Private construction projects are responsible for the entire monthly increase in overall construction spending. Spending on private projects was up 1 percent month-over-month, with residential projects barely registering—multifamily construction swung downward that month—while nonresidential project spending was up by 2.2 percent in April compared with March.
Public construction is shrinking, down 1.2 percent in April compared with the previous month, even though spending on education projects was up 4.4 percent and highway construction gained 0.5 percent. These increases weren’t enough to make up for declining federal monies for public construction, which shrank because of the sequester. Public construction spending is now down about 20 percent compared with its peak in stimulus-era March 2009, and at its lowest level since 2006.
GSE delinquencies slipping
Fannie Mae reported on Monday that the rate of serious delinquencies single-family property mortgages that it owns or controls dropped from 3.02 percent in March to 2.93 percent in April. The rate was 3.63 percent in April 2012, and is now at its lowest level since January 2009, when it was headed upward fast. The most recent peak in Fannie delinquency was 5.59 percent in February 2010.
Freddie Mac reported a similar movement in serious delinquencies: down from 3.03 percent in March to 2.91 percent in April. A year ago, Freddie Mac’s rate was 3.51 percent, and the current rate is the lowest since June 2010. The most recent delinquency peak for Freddie was 4.2 percent in February 2012.

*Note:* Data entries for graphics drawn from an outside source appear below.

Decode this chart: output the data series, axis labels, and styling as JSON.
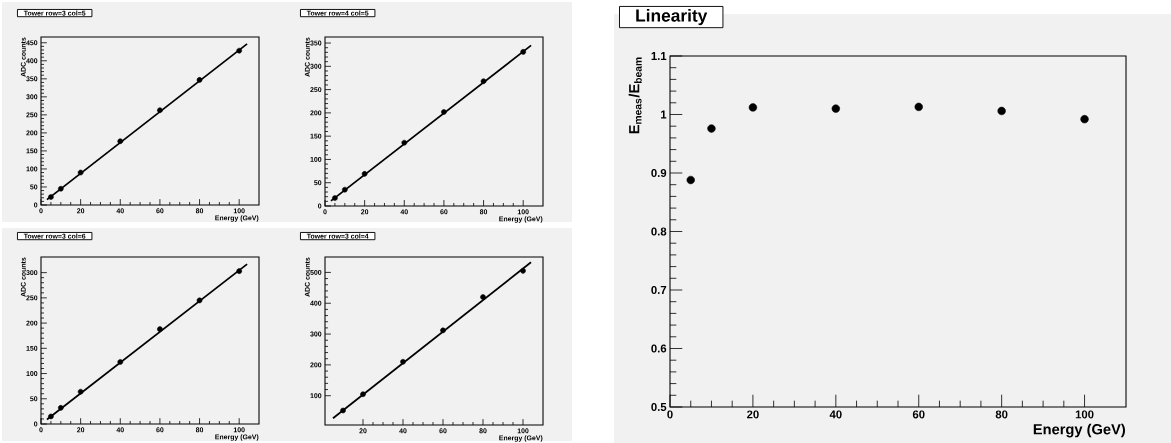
{
  "chart_data": [
    {
      "type": "scatter",
      "title": "Tower row=3 col=5",
      "xlabel": "Energy (GeV)",
      "ylabel": "ADC counts",
      "marker": "circle",
      "x": [
        5,
        10,
        20,
        40,
        60,
        80,
        100
      ],
      "xlim": [
        0,
        110
      ],
      "ylim": [
        0,
        466
      ],
      "xticks": [
        0,
        20,
        40,
        60,
        80,
        100
      ],
      "yticks": [
        0,
        50,
        100,
        150,
        200,
        250,
        300,
        350,
        400,
        450
      ],
      "series": [
        {
          "color": "#000000",
          "values": [
            22,
            45,
            90,
            177,
            263,
            347,
            428
          ]
        },
        {
          "type": "line",
          "marker": "none",
          "color": "#000000",
          "x": [
            3,
            104
          ],
          "values": [
            15,
            447
          ]
        }
      ]
    },
    {
      "type": "scatter",
      "title": "Tower row=4 col=5",
      "xlabel": "Energy (GeV)",
      "ylabel": "ADC counts",
      "marker": "circle",
      "x": [
        5,
        10,
        20,
        40,
        60,
        80,
        100
      ],
      "xlim": [
        0,
        110
      ],
      "ylim": [
        0,
        363
      ],
      "xticks": [
        0,
        20,
        40,
        60,
        80,
        100
      ],
      "yticks": [
        0,
        50,
        100,
        150,
        200,
        250,
        300,
        350
      ],
      "series": [
        {
          "color": "#000000",
          "values": [
            17,
            35,
            69,
            136,
            202,
            268,
            331
          ]
        },
        {
          "type": "line",
          "marker": "none",
          "color": "#000000",
          "x": [
            3,
            104
          ],
          "values": [
            11,
            345
          ]
        }
      ]
    },
    {
      "type": "scatter",
      "title": "Tower row=3 col=6",
      "xlabel": "Energy (GeV)",
      "ylabel": "ADC counts",
      "marker": "circle",
      "x": [
        5,
        10,
        20,
        40,
        60,
        80,
        100
      ],
      "xlim": [
        0,
        110
      ],
      "ylim": [
        0,
        331
      ],
      "xticks": [
        0,
        20,
        40,
        60,
        80,
        100
      ],
      "yticks": [
        0,
        50,
        100,
        150,
        200,
        250,
        300
      ],
      "series": [
        {
          "color": "#000000",
          "values": [
            15,
            32,
            64,
            123,
            188,
            245,
            303
          ]
        },
        {
          "type": "line",
          "marker": "none",
          "color": "#000000",
          "x": [
            3,
            104
          ],
          "values": [
            9,
            317
          ]
        }
      ]
    },
    {
      "type": "scatter",
      "title": "Tower row=3 col=4",
      "xlabel": "Energy (GeV)",
      "ylabel": "ADC counts",
      "marker": "circle",
      "x": [
        10,
        20,
        40,
        60,
        80,
        100
      ],
      "xlim": [
        1,
        110
      ],
      "ylim": [
        5,
        550
      ],
      "xticks": [
        20,
        40,
        60,
        80,
        100
      ],
      "yticks": [
        100,
        200,
        300,
        400,
        500
      ],
      "series": [
        {
          "color": "#000000",
          "values": [
            52,
            105,
            210,
            312,
            420,
            505
          ]
        },
        {
          "type": "line",
          "marker": "none",
          "color": "#000000",
          "x": [
            5,
            104
          ],
          "values": [
            27,
            533
          ]
        }
      ]
    },
    {
      "type": "scatter",
      "title": "Linearity",
      "xlabel": "Energy (GeV)",
      "ylabel": "E$_{meas}$/E$_{beam}$",
      "marker": "circle",
      "x": [
        5,
        10,
        20,
        40,
        60,
        80,
        100
      ],
      "xlim": [
        0,
        110
      ],
      "ylim": [
        0.5,
        1.1
      ],
      "xticks": [
        0,
        20,
        40,
        60,
        80,
        100
      ],
      "yticks": [
        0.5,
        0.6,
        0.7,
        0.8,
        0.9,
        1,
        1.1
      ],
      "series": [
        {
          "color": "#000000",
          "values": [
            0.888,
            0.976,
            1.012,
            1.01,
            1.013,
            1.006,
            0.992
          ]
        }
      ]
    }
  ]
}
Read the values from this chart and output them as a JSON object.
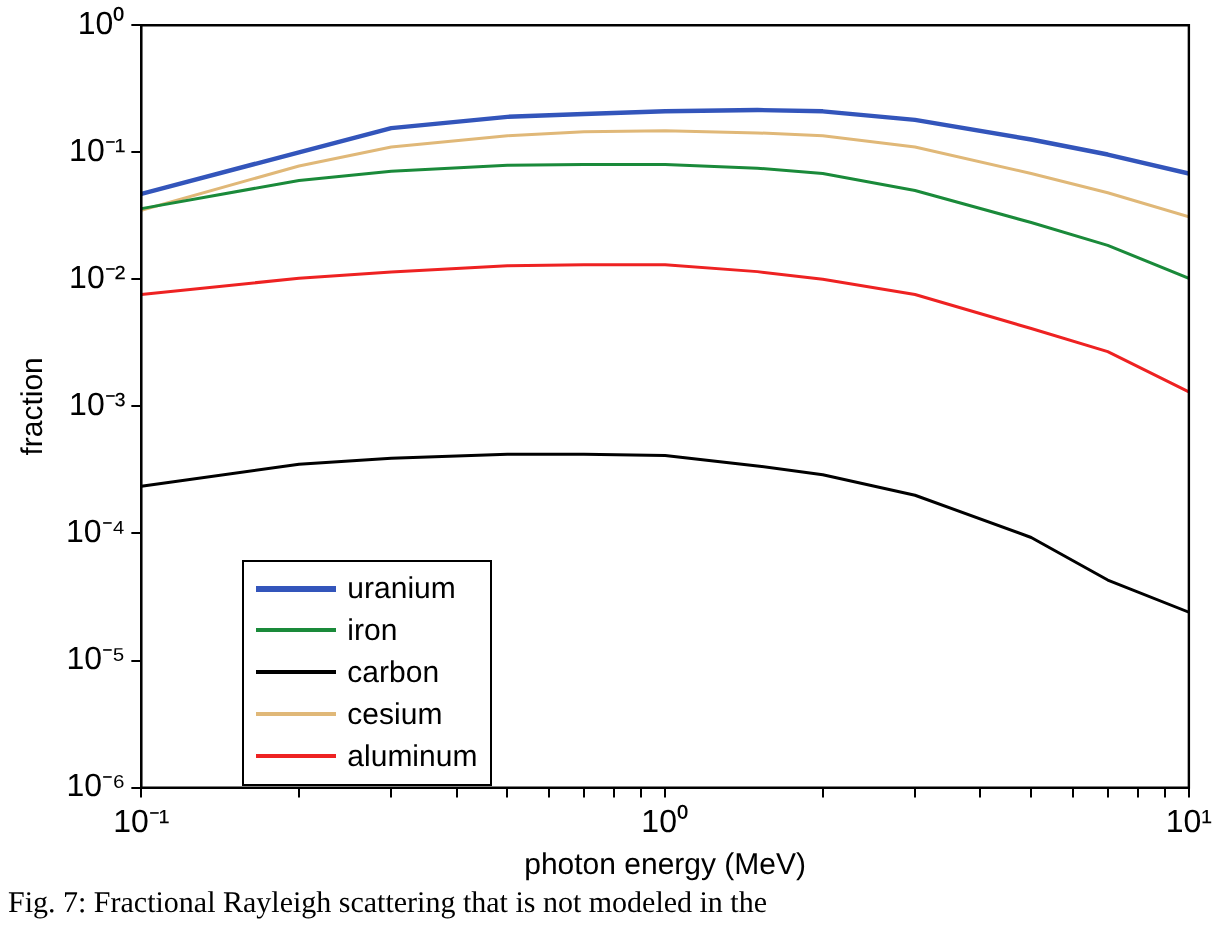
{
  "chart_data": {
    "type": "line",
    "xlabel": "photon energy (MeV)",
    "ylabel": "fraction",
    "x": [
      0.1,
      0.2,
      0.3,
      0.5,
      0.7,
      1,
      1.5,
      2,
      3,
      5,
      7,
      10
    ],
    "series": [
      {
        "name": "uranium",
        "color": "#3355bb",
        "values": [
          0.047,
          0.1,
          0.155,
          0.19,
          0.2,
          0.21,
          0.215,
          0.21,
          0.18,
          0.126,
          0.096,
          0.068
        ]
      },
      {
        "name": "iron",
        "color": "#1a8a3a",
        "values": [
          0.036,
          0.06,
          0.071,
          0.079,
          0.08,
          0.08,
          0.075,
          0.068,
          0.05,
          0.028,
          0.0185,
          0.0102
        ]
      },
      {
        "name": "carbon",
        "color": "#000000",
        "values": [
          0.000235,
          0.00035,
          0.00039,
          0.00042,
          0.00042,
          0.00041,
          0.00034,
          0.00029,
          0.0002,
          9.3e-05,
          4.3e-05,
          2.4e-05
        ]
      },
      {
        "name": "cesium",
        "color": "#e0b878",
        "values": [
          0.035,
          0.078,
          0.11,
          0.135,
          0.145,
          0.148,
          0.142,
          0.135,
          0.11,
          0.068,
          0.048,
          0.031
        ]
      },
      {
        "name": "aluminum",
        "color": "#ee2222",
        "values": [
          0.0076,
          0.0102,
          0.0114,
          0.0128,
          0.013,
          0.013,
          0.0115,
          0.01,
          0.0076,
          0.0041,
          0.0027,
          0.0013
        ]
      }
    ],
    "log": "xy",
    "xlim": [
      0.1,
      10
    ],
    "xticks": [
      {
        "value": 0.1,
        "label": "10⁻¹"
      },
      {
        "value": 0.2,
        "label": null
      },
      {
        "value": 0.3,
        "label": null
      },
      {
        "value": 0.4,
        "label": null
      },
      {
        "value": 0.5,
        "label": null
      },
      {
        "value": 0.6,
        "label": null
      },
      {
        "value": 0.7,
        "label": null
      },
      {
        "value": 0.8,
        "label": null
      },
      {
        "value": 0.9,
        "label": null
      },
      {
        "value": 1,
        "label": "10⁰"
      },
      {
        "value": 2,
        "label": null
      },
      {
        "value": 3,
        "label": null
      },
      {
        "value": 4,
        "label": null
      },
      {
        "value": 5,
        "label": null
      },
      {
        "value": 6,
        "label": null
      },
      {
        "value": 7,
        "label": null
      },
      {
        "value": 8,
        "label": null
      },
      {
        "value": 9,
        "label": null
      },
      {
        "value": 10,
        "label": "10¹"
      }
    ],
    "ylim": [
      1e-06,
      1
    ],
    "yticks": [
      {
        "value": 1e-06,
        "label": "10⁻⁶"
      },
      {
        "value": 1e-05,
        "label": "10⁻⁵"
      },
      {
        "value": 0.0001,
        "label": "10⁻⁴"
      },
      {
        "value": 0.001,
        "label": "10⁻³"
      },
      {
        "value": 0.01,
        "label": "10⁻²"
      },
      {
        "value": 0.1,
        "label": "10⁻¹"
      },
      {
        "value": 1,
        "label": "10⁰"
      }
    ],
    "grid": false,
    "legend": "bottom left",
    "marker": "none",
    "line_style": "solid",
    "annotations": [
      "Fig. 7: Fractional Rayleigh scattering that is not modeled in the"
    ]
  }
}
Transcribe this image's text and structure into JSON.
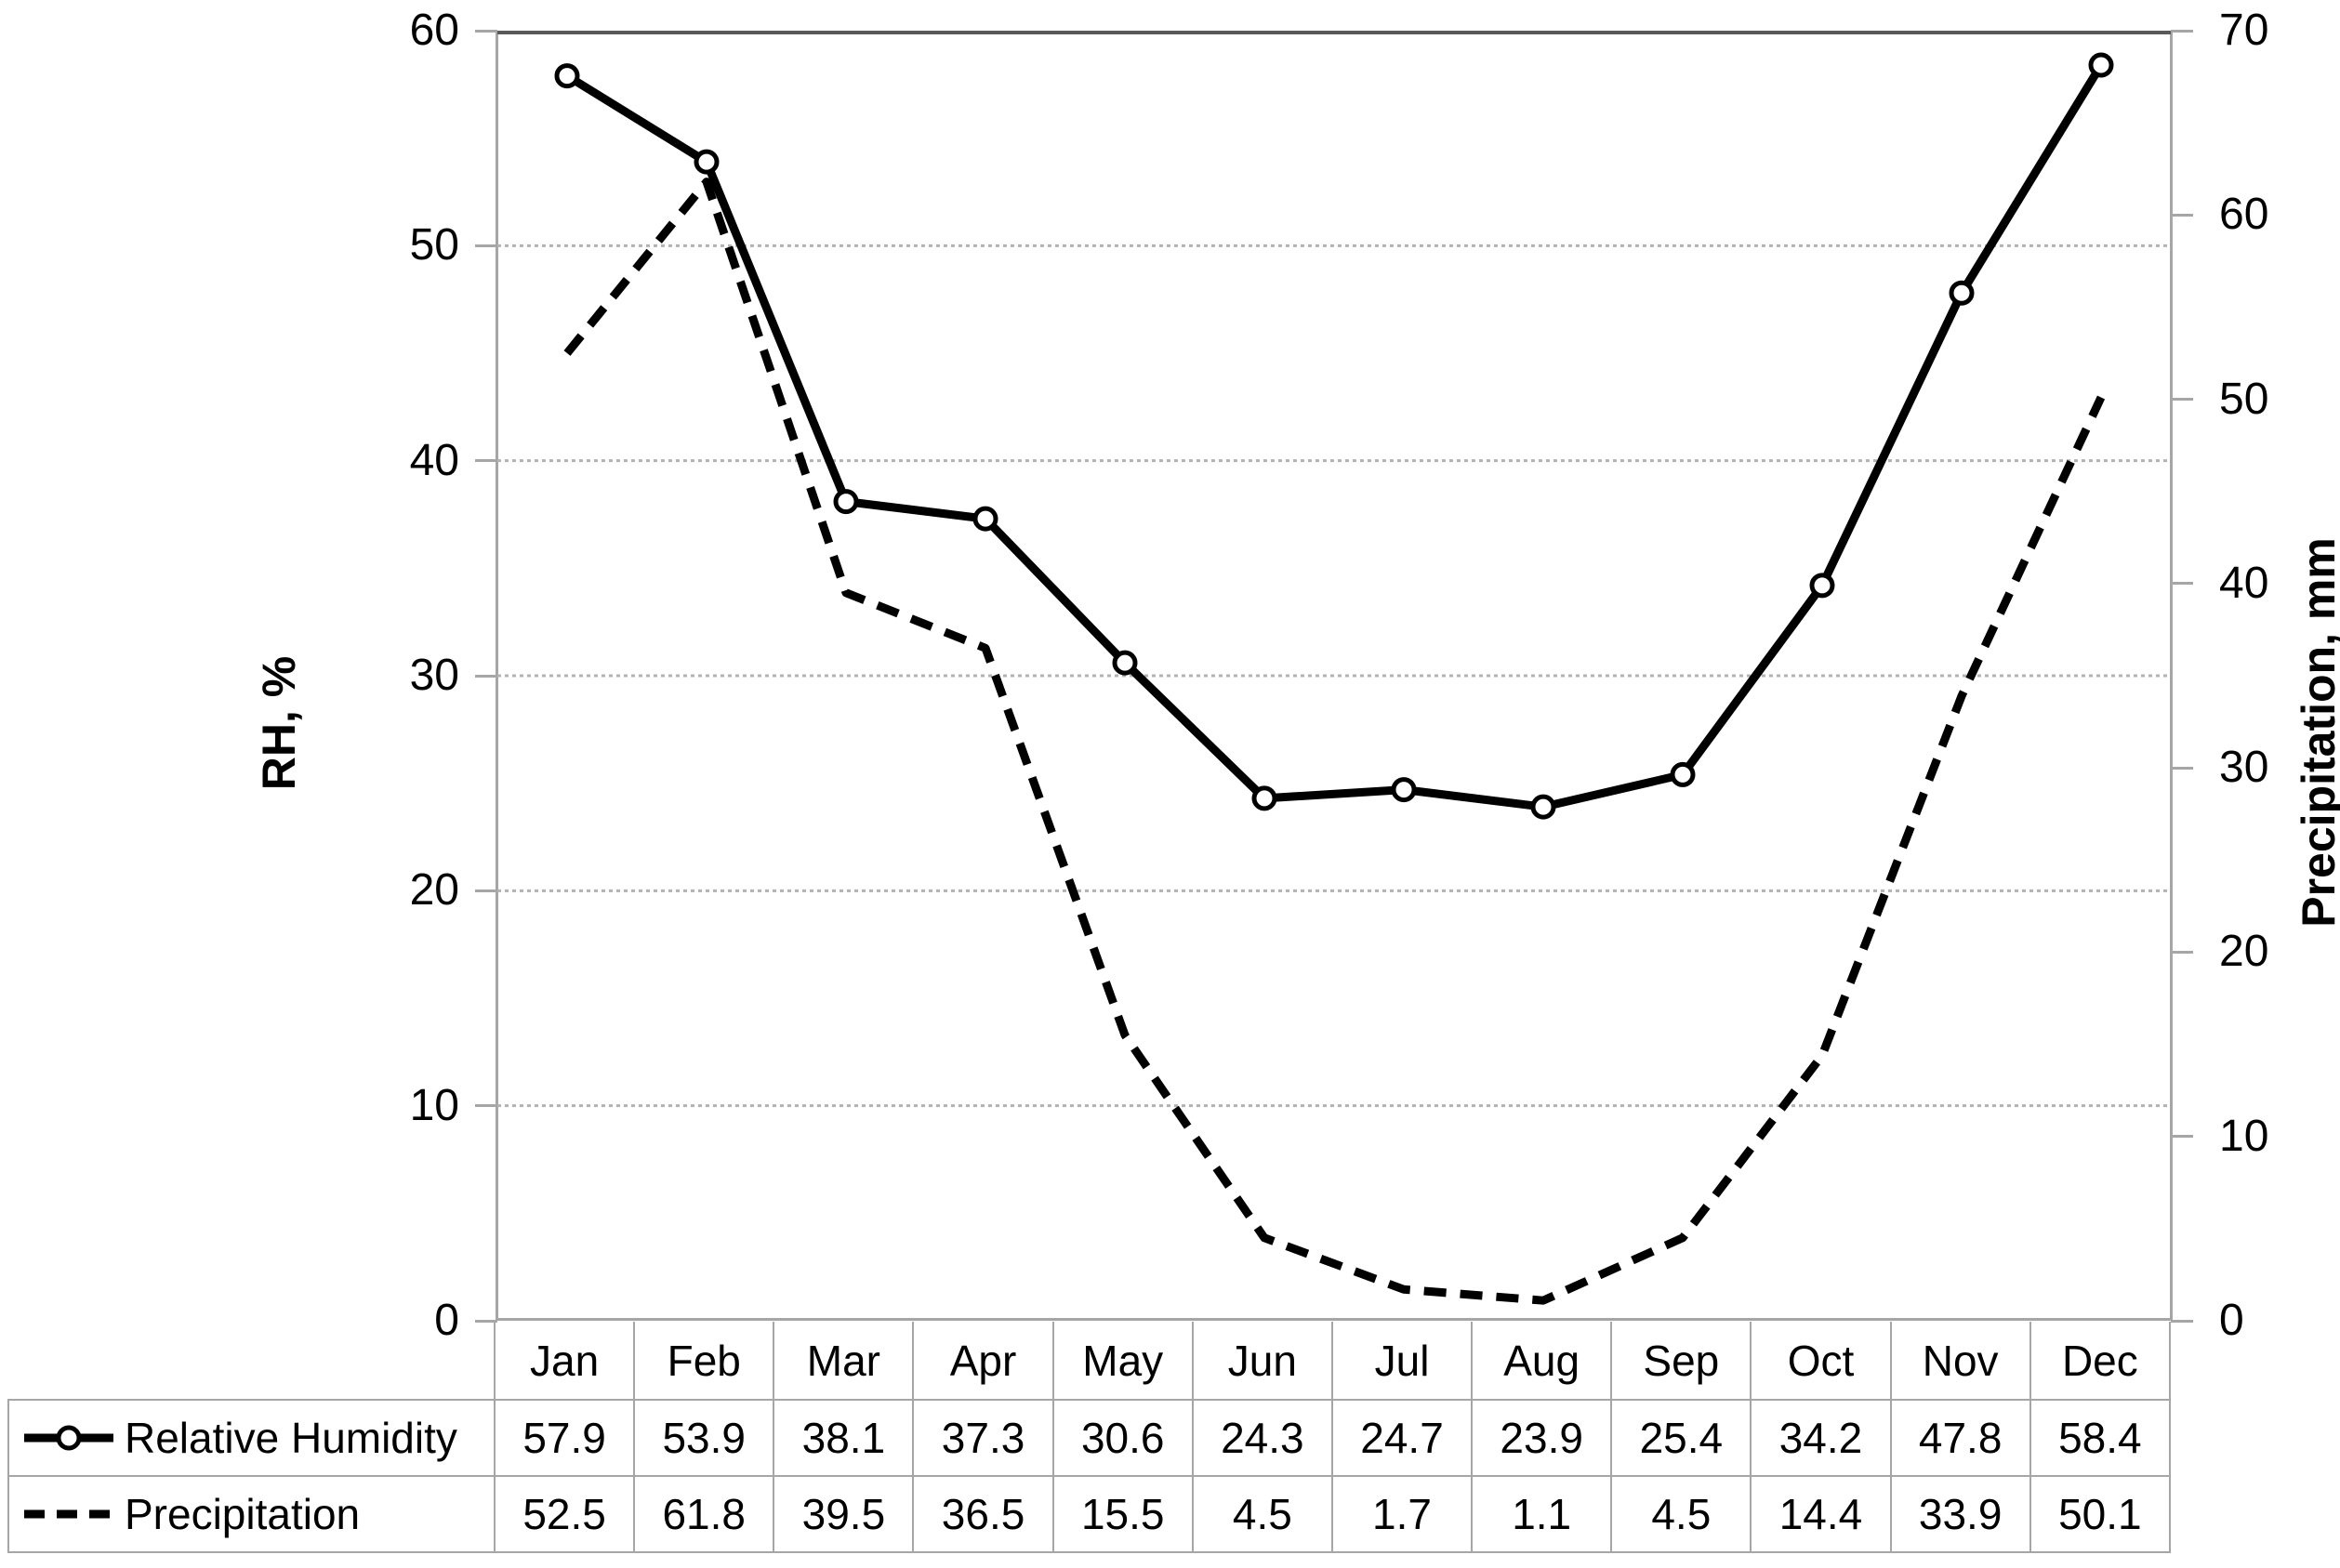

Though the GSEs are seeing fewer serious delinquencies these days—by which they mean three or more months late in payment, or already in foreclosure—a more “normal” (pre-recession) rate is about 1 percent. At the current glacial rate of decline, it will be at least three years before the GSEs can report that that few mortgages are seriously delinquent.
Car sales spike
Americans are back in dealer showrooms again this spring. According an estimate released on Monday by AutoData Corp., light vehicle sales were at an annualized rate of 15.31 million in May, which is up 10 percent from May 2012, and a 3 percent gain from the sales rate in April.
On Monday, Wall Street gained back much of its Friday losses, with the Dow Jones Industrial Average up 138.46 points, or 0.92 percent. The S&P 500 gained 0.59 percent and the Nasdaq advanced 0.27 percent.